Today, the user agent developer tools are able to show when the request was initiated, and when the first and last bytes of the response were received. However, there is no visibility into where or how the time was spent on the server, which means that the developer is unable to quickly diagnose if there is a performance bottleneck on the server, and if so, in which component.
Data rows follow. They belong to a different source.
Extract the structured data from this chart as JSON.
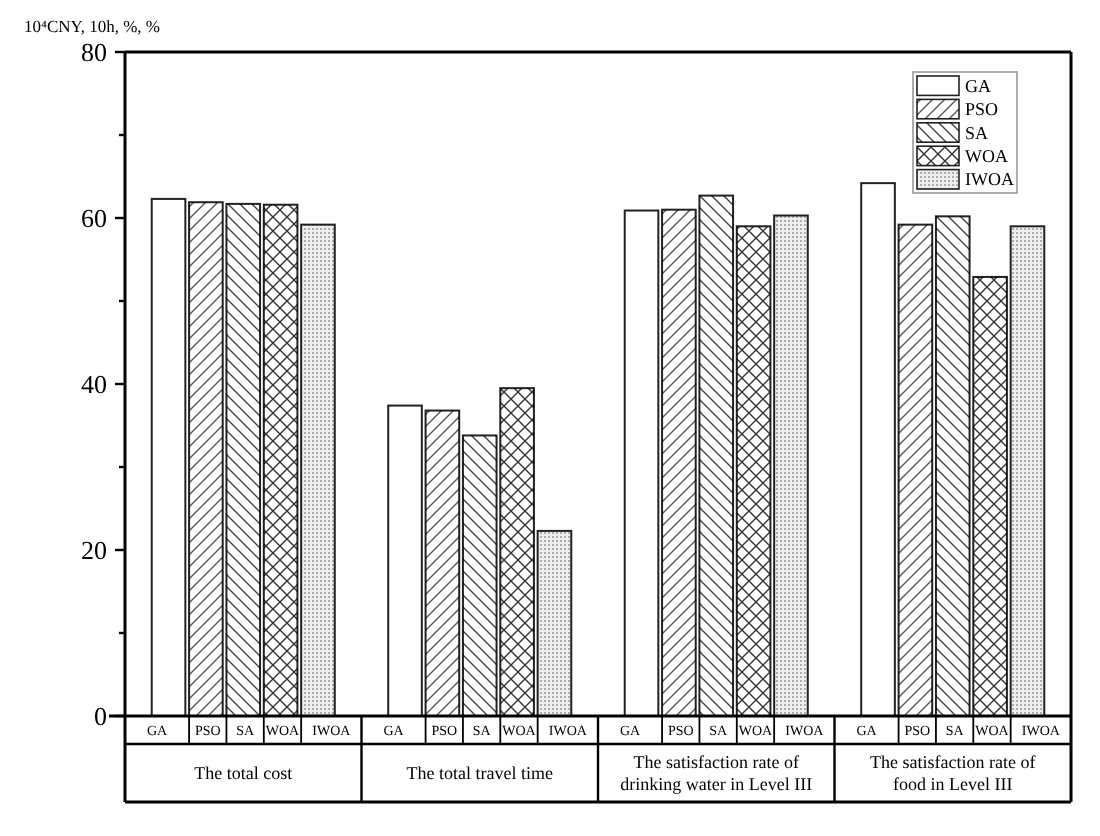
{
  "chart_data": {
    "type": "bar",
    "ylabel": "10⁴CNY, 10h, %, %",
    "categories": [
      "The total cost",
      "The total travel time",
      "The satisfaction rate of drinking water in Level III",
      "The satisfaction rate of food in Level III"
    ],
    "series": [
      {
        "name": "GA",
        "color": "#ffffff",
        "values": [
          62.3,
          37.4,
          60.9,
          64.2
        ]
      },
      {
        "name": "PSO",
        "color": "#ffffff",
        "values": [
          61.9,
          36.8,
          61.0,
          59.2
        ]
      },
      {
        "name": "SA",
        "color": "#ffffff",
        "values": [
          61.7,
          33.8,
          62.7,
          60.2
        ]
      },
      {
        "name": "WOA",
        "color": "#ffffff",
        "values": [
          61.6,
          39.5,
          59.0,
          52.9
        ]
      },
      {
        "name": "IWOA",
        "color": "#eeeeee",
        "values": [
          59.2,
          22.3,
          60.3,
          59.0
        ]
      }
    ],
    "ylim": [
      0,
      80
    ],
    "yticks": [
      0,
      {
        "value": 10,
        "label": null
      },
      20,
      {
        "value": 30,
        "label": null
      },
      40,
      {
        "value": 50,
        "label": null
      },
      60,
      {
        "value": 70,
        "label": null
      },
      80
    ],
    "legend": "top right"
  }
}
Today, to answer this question, the developer is required to use different techniques: check the server logs, embed performance data within the response (if possible), use external tools, and so on. This makes identifying and diagnosing performance bottlenecks hard, and in many cases impractical.
Server Timing defines a standard mechanism that enables the server to communicate relevant performance metrics to the client and allows the client to surface them directly in the developer tools - e.g. the requests can be annotated with server sent metrics to provide insight into where or how the time was spent while generating the response.
In addition to surfacing server sent performance metrics in the developer tools, a standard JavaScript interface enables analytics tools to automatically collect, process, beacon, and aggregate these metrics for operational and performance analysis.
Server Timing enables origin servers to communicate performance metrics about where or how time is spent while processing the request. However, the same request and response may also be routed through one or more multiple proxies (e.g. cache servers, load balancers, and so on), each of which may introduce own delays and may want to provide performance metrics into where or how the time is spent.
For example, a CDN edge node may want to report which data center was being used, if the resource was available in cache, and how long it took to retrieve the response from cache or from the origin server. Further, the same process may be repeated by other proxies, thus allowing full end-to-end visibility into how the request was routed and where the time was spent.
Similarly, when a Service Worker is active, some or all of the navigation and resource requests may be routed through it. Effectively, an active Service Worker is a local proxy that is able to reroute requests, serve cached responses, synthesize responses, and more. As a result, Server Timing enables Service Worker to report custom performance metrics about how the request was processed: whether it was fetched from server or server from local cache, duration of relevant the processing steps, and so on.
This document reuses text from the [[NAVIGATION-TIMING-2]], [[RESOURCE-TIMING]], [[PERFORMANCE-TIMELINE-2]], and [[RFC6797]] specifications as permitted by the licenses of those specifications.